Pour qu’elle puisse regarder, sa maman la hissait sur une chaise.

Si la fenêtre était ouverte elle se retrouvait attachée avec une sangle. Ouf, quatre étages, c’est haut et si elle, n’avait pas peur du vide, sa maman, elle, tremblait.

C’était son poste d’observation, son bonheur, son occupation favorite. Elle a grandi, un peu.  Son plaisir d’observation était toujours là.

C’était une fin d’après-midi de décembre, lorsque le jour devient, comme on dit, entre chien et loup.

D’un seul coup, elle l’a vu. Il était là.

Elle a appelé : Papa, Maman, vite, vite !

Ses parents sont arrivés rapidement. Pensez une pièce à traverser pour des grandes jambes de papa et maman, cela se fait en quelques pas.

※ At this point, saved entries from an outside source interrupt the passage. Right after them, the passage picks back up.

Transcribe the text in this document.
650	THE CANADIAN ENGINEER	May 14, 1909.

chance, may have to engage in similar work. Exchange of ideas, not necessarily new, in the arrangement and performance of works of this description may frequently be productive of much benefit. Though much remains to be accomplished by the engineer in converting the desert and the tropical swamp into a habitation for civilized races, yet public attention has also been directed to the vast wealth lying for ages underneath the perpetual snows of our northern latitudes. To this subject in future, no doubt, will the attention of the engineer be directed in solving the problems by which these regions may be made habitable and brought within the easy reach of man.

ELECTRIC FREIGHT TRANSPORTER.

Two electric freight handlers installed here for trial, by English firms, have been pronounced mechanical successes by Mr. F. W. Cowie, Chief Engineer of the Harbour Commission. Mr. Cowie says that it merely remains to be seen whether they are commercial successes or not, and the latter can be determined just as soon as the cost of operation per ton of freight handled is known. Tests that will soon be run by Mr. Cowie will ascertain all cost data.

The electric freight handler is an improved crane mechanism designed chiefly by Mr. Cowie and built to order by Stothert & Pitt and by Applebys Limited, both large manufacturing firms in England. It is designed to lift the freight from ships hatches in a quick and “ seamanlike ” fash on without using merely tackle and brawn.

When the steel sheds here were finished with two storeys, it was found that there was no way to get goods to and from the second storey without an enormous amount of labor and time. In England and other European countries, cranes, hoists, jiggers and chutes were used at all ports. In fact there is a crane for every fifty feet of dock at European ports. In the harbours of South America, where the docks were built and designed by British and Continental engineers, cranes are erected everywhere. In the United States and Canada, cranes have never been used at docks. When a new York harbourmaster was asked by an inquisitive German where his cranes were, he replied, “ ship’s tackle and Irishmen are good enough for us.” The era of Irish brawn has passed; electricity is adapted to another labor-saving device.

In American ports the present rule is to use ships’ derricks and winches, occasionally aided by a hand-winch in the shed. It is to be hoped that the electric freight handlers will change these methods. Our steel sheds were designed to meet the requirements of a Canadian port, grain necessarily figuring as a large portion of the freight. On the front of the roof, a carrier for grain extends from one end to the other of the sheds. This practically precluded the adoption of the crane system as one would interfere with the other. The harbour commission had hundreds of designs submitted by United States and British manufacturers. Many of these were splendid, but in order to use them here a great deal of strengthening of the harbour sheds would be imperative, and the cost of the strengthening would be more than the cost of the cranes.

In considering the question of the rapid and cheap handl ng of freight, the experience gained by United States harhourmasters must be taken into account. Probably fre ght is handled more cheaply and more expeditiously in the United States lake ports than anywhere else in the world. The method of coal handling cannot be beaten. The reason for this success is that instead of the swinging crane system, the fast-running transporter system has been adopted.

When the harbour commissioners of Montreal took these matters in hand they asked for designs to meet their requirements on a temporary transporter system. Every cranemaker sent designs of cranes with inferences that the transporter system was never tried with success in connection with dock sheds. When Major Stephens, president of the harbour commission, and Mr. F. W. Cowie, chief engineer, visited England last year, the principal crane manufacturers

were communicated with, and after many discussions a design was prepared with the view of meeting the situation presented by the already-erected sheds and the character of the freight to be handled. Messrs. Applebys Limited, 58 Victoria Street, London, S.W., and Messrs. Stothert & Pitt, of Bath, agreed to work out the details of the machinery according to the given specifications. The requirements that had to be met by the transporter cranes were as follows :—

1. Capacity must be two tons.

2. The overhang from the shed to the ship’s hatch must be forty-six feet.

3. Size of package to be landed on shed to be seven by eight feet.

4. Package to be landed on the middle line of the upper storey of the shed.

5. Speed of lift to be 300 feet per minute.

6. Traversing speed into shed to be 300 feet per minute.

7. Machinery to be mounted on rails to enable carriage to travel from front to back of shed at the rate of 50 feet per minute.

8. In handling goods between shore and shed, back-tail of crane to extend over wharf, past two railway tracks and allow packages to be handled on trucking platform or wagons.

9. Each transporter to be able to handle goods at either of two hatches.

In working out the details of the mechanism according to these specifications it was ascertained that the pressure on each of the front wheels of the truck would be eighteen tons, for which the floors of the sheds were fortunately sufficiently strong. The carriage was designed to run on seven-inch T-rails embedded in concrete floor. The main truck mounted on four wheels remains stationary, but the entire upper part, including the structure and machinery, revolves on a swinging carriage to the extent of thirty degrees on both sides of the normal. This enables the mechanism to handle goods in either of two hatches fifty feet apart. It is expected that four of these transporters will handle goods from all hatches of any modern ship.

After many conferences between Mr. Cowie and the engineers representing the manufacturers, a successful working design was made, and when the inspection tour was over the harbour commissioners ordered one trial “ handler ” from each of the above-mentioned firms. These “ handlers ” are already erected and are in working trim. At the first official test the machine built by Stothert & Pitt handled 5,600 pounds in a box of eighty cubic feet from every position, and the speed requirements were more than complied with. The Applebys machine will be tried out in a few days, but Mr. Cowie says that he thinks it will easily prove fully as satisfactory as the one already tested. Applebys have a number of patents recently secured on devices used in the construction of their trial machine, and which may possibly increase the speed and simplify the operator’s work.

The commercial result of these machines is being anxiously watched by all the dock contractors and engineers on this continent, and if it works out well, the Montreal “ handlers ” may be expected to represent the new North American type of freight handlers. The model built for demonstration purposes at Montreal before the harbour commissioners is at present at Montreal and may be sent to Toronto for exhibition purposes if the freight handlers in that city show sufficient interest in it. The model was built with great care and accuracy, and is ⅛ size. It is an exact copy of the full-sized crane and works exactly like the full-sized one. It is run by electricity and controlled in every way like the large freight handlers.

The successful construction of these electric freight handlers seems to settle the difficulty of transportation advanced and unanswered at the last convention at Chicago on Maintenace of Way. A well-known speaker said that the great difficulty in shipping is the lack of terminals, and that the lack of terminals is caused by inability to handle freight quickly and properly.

Il a pourtant fallu que maman pose le couteau à éplucher les légumes et là, la petite a trouvé que maman prenait du temps.

– Je l’ai vu, je l’ai vu.

Elle était tout excitée. Elle riait, elle criait. Sa maman disait : chut, pas si fort, les voisins. Mais elle s’en moquait pas mal des voisins.

– Mais qu’as-tu vu ?

– Le Père Noël !

– Le Père Noël ? Impossible on ne peut pas le voir. Il n’y a personne. Regarde, la rue est vide.

– Mais non, là sur le toit.

– Quel toit.

– Le toit de la Tour Pointue.

– Mais que racontes-tu, il n’est pas là.

 – Si, si je le vois, là. 

Elle pointait son doigt dans la direction du toit d’en face. 

Elle en pleurait. Pourquoi ses parents ne voulaient-ils pas la croire ?

Si, il était là, derrière la cheminée double. Elle avait des yeux tout neufs, des yeux de petite fille et elle savait bien qu’elle le voyait. Un bout de sa hotte, le bas de  son manteau et une botte dépassaient encore.

Ses parents ont dit : Ah oui, peut-être que tu as raison. Peut-être qu’il vient voir si tu es sage.

Elle a beaucoup vieilli la petite fille mais elle est sûre qu’elle l’a vu.

D’ailleurs elle aime raconter à ses petits enfants son extraordinaire rencontre avec le Père Noël. Eux la croient, ils ont les yeux qui brillent comme les petites étoiles qui scintillent dans le sapin de Noël.

La Marguerite des Possibles – suite.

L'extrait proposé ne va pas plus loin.